甘いのは好きじゃない。

「俺のは一花にやるかな。」
さわさわっと緑の木々が揺れた。

彼女が家から出てくるのが見えた。



甘いもの、俺は好きじゃないが、
一花は割と好きらしい。
見掛けと似合わず、、


一は七花に特別な想いを抱いている。
それを自覚してるかどうかはわからないが、、

「いや、自覚はないだろうな。」

俺は立ち上がった。

「何がだ?」
「いや、だから、、」
「何の自覚がないんだ?」

耳元で聞こえた声にやっと鳥肌が立つのを覚えた。
『やば、、』
一花が戻ってきていた。

「お前、いつからここに。

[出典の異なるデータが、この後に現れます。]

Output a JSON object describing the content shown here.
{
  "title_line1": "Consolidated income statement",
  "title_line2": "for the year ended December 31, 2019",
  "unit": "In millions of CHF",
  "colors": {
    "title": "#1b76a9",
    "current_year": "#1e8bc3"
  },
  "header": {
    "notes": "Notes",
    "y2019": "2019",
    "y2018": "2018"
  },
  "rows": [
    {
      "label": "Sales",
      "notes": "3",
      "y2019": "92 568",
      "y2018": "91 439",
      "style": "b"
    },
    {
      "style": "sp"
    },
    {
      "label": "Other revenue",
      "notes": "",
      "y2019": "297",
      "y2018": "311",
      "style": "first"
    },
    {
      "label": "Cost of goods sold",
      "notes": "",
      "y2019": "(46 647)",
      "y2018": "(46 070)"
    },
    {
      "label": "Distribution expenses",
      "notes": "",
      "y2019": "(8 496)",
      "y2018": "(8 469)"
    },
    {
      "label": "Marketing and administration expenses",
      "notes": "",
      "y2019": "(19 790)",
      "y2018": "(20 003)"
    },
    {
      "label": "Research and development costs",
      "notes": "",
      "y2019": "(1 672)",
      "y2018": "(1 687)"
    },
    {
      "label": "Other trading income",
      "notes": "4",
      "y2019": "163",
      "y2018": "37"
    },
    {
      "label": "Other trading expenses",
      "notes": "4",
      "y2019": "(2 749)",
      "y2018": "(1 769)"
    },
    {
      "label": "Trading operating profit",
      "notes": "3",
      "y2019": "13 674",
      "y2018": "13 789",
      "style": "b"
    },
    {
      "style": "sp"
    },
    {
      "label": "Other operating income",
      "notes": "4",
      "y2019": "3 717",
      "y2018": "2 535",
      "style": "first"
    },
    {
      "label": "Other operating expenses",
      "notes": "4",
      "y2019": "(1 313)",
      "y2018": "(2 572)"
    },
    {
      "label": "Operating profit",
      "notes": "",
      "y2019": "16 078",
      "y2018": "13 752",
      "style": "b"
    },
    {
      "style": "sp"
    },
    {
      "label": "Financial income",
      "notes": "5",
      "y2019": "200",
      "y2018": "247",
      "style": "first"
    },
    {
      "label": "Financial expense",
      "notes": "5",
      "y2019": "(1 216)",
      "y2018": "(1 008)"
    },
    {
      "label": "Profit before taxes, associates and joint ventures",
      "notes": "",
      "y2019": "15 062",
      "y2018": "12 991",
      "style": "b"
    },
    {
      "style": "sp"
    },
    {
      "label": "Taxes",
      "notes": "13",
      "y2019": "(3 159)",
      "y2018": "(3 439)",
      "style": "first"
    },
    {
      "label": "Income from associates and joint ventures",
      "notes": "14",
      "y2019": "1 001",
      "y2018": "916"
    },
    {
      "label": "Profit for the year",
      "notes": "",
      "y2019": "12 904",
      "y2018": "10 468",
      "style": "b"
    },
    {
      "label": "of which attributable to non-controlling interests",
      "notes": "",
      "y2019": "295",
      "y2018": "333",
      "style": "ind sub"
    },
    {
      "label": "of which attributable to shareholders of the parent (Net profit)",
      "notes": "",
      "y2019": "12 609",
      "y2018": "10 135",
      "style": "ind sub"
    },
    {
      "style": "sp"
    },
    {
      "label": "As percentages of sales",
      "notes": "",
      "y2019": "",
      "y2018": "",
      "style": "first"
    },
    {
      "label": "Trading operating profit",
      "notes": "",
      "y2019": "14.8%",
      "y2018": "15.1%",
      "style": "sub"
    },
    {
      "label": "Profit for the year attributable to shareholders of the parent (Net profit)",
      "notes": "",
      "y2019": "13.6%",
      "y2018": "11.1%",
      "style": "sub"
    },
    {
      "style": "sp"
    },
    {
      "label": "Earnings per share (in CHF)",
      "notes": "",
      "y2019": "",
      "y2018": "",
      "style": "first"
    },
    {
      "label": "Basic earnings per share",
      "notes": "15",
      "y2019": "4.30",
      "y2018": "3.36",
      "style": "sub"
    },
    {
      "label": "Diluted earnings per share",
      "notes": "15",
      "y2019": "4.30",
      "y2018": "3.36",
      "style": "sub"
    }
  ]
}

」
「今だ。家を出るみたいだぞ。」
「ああ、、今追うところだ。」
一花は頷いた。

「そのまま、護衛を頼む。
俺は少し辺りを警戒してから行く。」

「わかった。」
両手に大きな箱を2つ下げ、家から出て行く彼女が見えた。

『そうだ、ケーキ、』
一花に教えてやろうと振り返ったが、どこに行ったのか、もう姿は見えなかった。

『ほんとに好きなんだろうか?俺の見込み違いか?』

さわさわっと心地よい風が頬を撫でていった。